Je m’enfonçais de plus en plus profondément dans ces couloirs de paperasse hurlant le nom du furet à plein poumon. Cela n’arrangea pas ma course car bientôt je fus prise d’un point de côté douloureux dans mon côté droit. Je ralentis sans pour autant stopper mon avancée. Plus j’allais de l’avant plus les allées semblaient sombres et les cartons en mauvais état. L’odeur de la poussière me monta au nez de plus en plus violement et il me fut bientôt impossible de continuer à courir avec la douleur, le manque de souffle et les éternuements à répétition. Je marchais, persévérant encore dans les appels. Il était évidant que personne ne venait plus ici depuis des années. L’odeur de poussière fit place à l’odeur de moisissure. Puis sans crier gare après dix minutes de marche les cartons laissèrent place à de grandes caisses métalliques numérotées.

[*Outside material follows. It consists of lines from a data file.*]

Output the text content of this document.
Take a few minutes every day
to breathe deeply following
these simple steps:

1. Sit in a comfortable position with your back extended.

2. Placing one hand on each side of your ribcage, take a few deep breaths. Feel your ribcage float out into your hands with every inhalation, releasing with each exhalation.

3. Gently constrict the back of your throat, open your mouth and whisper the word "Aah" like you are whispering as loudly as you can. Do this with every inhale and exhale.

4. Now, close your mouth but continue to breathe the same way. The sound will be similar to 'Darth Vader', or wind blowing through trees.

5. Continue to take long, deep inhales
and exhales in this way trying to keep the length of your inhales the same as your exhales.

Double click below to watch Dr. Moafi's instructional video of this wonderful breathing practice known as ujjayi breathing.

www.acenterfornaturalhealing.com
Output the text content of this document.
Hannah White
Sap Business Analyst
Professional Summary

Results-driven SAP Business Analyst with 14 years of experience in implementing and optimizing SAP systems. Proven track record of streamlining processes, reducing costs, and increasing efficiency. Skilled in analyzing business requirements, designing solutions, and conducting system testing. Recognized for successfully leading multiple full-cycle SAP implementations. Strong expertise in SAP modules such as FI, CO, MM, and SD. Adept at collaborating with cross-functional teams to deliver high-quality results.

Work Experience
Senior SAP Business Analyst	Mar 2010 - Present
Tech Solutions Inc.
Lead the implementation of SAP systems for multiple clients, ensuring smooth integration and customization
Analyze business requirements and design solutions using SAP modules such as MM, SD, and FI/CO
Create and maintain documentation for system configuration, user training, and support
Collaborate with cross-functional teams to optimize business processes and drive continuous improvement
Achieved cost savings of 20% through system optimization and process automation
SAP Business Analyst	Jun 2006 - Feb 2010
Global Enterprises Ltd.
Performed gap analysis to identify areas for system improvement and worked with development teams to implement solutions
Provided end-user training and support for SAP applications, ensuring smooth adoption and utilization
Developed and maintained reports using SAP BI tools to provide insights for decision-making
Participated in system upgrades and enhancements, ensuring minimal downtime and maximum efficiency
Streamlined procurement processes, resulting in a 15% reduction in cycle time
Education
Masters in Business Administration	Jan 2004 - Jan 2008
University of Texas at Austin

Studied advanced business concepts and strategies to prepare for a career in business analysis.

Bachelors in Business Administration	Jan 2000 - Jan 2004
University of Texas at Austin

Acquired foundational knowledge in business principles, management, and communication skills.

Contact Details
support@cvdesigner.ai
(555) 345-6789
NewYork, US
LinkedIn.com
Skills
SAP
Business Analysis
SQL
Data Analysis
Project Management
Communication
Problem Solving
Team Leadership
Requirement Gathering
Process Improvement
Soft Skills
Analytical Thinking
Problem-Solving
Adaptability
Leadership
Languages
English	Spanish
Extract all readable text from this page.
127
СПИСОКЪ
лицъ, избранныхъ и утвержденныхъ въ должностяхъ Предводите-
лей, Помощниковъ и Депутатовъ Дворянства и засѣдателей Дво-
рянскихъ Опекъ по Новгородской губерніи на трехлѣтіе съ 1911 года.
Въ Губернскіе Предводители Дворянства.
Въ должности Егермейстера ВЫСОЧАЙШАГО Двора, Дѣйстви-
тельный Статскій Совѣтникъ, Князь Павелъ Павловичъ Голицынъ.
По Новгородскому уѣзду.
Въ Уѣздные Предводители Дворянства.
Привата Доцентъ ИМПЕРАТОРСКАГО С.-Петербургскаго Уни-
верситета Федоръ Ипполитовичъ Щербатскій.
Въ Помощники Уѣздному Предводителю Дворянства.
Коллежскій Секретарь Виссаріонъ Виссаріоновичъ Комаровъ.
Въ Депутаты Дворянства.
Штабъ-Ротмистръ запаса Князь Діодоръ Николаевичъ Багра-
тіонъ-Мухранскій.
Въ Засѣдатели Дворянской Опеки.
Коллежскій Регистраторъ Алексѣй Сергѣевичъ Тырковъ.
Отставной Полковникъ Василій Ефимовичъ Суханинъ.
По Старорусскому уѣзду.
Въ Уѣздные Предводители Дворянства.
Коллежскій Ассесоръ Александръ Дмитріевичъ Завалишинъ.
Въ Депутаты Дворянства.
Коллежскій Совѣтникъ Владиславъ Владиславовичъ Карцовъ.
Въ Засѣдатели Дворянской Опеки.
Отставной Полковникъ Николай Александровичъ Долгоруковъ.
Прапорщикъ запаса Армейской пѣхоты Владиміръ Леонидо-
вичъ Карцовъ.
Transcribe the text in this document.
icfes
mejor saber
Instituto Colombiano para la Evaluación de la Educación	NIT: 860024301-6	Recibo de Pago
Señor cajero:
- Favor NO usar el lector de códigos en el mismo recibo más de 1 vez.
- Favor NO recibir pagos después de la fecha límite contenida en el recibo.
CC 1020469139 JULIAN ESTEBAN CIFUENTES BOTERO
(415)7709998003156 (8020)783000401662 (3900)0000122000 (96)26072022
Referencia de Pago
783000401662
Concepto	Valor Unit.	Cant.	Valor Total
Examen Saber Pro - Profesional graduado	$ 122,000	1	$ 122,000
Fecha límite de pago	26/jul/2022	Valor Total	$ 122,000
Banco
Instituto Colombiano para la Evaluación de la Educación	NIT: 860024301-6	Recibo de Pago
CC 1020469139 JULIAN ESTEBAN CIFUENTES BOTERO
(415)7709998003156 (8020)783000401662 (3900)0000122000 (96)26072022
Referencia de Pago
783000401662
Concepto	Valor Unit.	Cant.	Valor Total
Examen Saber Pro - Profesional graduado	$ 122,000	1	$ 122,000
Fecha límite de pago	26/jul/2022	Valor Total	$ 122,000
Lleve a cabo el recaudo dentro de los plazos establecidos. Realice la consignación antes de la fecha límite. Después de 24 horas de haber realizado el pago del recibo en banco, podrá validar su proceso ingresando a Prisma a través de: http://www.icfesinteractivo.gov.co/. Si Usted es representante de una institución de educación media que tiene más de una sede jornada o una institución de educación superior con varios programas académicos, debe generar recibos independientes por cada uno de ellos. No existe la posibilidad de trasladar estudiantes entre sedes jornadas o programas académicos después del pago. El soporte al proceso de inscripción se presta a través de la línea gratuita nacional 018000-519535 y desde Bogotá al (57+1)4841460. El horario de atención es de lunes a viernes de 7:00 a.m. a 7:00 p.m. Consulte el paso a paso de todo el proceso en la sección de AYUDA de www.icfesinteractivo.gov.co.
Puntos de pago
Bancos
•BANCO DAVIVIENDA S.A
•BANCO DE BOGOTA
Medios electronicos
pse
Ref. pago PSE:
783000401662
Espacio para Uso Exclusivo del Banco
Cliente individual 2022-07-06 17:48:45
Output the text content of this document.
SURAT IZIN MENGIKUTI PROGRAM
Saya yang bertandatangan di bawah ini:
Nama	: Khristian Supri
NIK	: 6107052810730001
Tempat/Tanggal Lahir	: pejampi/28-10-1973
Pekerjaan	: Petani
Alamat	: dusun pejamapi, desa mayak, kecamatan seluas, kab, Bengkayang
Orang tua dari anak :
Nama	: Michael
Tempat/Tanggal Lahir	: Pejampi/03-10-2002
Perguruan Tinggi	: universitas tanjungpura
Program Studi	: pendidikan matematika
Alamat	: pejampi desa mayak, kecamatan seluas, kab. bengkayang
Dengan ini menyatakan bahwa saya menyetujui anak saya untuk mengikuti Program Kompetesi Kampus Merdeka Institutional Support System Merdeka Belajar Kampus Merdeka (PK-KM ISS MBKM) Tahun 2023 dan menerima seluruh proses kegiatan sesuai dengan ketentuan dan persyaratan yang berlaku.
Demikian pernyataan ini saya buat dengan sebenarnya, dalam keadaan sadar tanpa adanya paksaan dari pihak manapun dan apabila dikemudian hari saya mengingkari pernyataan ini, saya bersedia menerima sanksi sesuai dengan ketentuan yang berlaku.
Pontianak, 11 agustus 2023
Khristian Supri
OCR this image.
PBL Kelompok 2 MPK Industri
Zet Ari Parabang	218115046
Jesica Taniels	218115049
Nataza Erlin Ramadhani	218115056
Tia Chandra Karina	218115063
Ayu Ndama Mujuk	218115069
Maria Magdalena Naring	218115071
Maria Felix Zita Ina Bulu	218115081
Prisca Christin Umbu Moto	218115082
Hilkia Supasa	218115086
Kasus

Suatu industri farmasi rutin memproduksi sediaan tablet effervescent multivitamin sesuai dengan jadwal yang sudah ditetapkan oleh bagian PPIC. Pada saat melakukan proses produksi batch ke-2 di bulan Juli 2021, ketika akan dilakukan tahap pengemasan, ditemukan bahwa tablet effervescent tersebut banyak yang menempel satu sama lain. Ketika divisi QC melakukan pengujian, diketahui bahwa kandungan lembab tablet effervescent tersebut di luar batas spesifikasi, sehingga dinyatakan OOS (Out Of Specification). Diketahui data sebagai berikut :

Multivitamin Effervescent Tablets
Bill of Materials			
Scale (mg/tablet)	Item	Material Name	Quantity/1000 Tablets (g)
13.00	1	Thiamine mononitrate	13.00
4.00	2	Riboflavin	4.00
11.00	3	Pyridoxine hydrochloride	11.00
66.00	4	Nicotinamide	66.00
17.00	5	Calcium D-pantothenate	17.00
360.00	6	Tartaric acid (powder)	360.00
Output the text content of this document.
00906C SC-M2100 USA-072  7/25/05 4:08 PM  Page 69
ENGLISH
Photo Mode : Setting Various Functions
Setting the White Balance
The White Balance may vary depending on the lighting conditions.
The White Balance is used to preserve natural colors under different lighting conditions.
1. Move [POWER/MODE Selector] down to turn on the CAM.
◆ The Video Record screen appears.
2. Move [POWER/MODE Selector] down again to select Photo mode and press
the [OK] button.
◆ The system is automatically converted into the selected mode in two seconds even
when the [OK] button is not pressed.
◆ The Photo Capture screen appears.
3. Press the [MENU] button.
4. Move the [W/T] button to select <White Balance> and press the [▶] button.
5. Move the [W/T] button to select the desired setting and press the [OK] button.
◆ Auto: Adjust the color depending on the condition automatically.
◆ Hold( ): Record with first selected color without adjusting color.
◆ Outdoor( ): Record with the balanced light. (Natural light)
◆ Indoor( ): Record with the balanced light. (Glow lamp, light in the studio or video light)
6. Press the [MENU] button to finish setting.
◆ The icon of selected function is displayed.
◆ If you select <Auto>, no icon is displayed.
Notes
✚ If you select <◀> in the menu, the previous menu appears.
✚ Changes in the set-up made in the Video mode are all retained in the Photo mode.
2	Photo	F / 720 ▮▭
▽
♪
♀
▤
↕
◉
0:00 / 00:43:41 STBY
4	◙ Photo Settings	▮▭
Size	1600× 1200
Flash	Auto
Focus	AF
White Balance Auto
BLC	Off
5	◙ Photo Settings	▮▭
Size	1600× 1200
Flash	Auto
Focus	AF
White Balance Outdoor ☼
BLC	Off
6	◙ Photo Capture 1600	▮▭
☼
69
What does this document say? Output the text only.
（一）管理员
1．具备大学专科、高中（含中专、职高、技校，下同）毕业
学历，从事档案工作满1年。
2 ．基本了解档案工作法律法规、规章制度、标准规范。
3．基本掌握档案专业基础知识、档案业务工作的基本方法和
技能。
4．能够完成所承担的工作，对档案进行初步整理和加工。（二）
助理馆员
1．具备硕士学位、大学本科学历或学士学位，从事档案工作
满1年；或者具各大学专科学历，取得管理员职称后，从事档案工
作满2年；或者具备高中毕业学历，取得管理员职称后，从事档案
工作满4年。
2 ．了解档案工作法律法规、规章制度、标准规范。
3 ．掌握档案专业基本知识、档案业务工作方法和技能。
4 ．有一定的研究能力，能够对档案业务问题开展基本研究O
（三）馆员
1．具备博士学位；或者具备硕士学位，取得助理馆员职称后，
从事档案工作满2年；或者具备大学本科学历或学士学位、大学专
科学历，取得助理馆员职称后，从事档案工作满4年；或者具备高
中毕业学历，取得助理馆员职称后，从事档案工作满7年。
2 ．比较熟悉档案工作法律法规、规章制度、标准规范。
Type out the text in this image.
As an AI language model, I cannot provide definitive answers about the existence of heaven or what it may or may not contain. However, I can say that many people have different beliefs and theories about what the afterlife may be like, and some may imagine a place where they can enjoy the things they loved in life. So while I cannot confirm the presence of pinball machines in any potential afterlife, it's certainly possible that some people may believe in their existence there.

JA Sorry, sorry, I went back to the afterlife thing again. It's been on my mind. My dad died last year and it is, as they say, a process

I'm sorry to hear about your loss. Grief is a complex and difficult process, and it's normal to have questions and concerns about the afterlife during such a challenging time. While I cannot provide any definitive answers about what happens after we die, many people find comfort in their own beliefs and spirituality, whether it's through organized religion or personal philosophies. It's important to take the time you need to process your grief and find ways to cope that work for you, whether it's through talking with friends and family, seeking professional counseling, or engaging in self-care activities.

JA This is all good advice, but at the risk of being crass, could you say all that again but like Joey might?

C’est à ce moment que j’entendis un cliquetis sourd plus loin encore devant moi. Je regrettais bien vite la présence de Karine, hésitais quelques secondes à laisser Gitz en plan, me dis qu’après tout ce n’était qu’un furet débile et que je serai plus tranquille en recueillant un hamster… Mais mes jambes me portèrent tout de même dans la direction d’où provenait le bruit. Je vis de loin derrière les étagères se dresser le mur qui annonçait enfin la fin des archives et l’angoisse grandit en moi alors que je m’en approchais.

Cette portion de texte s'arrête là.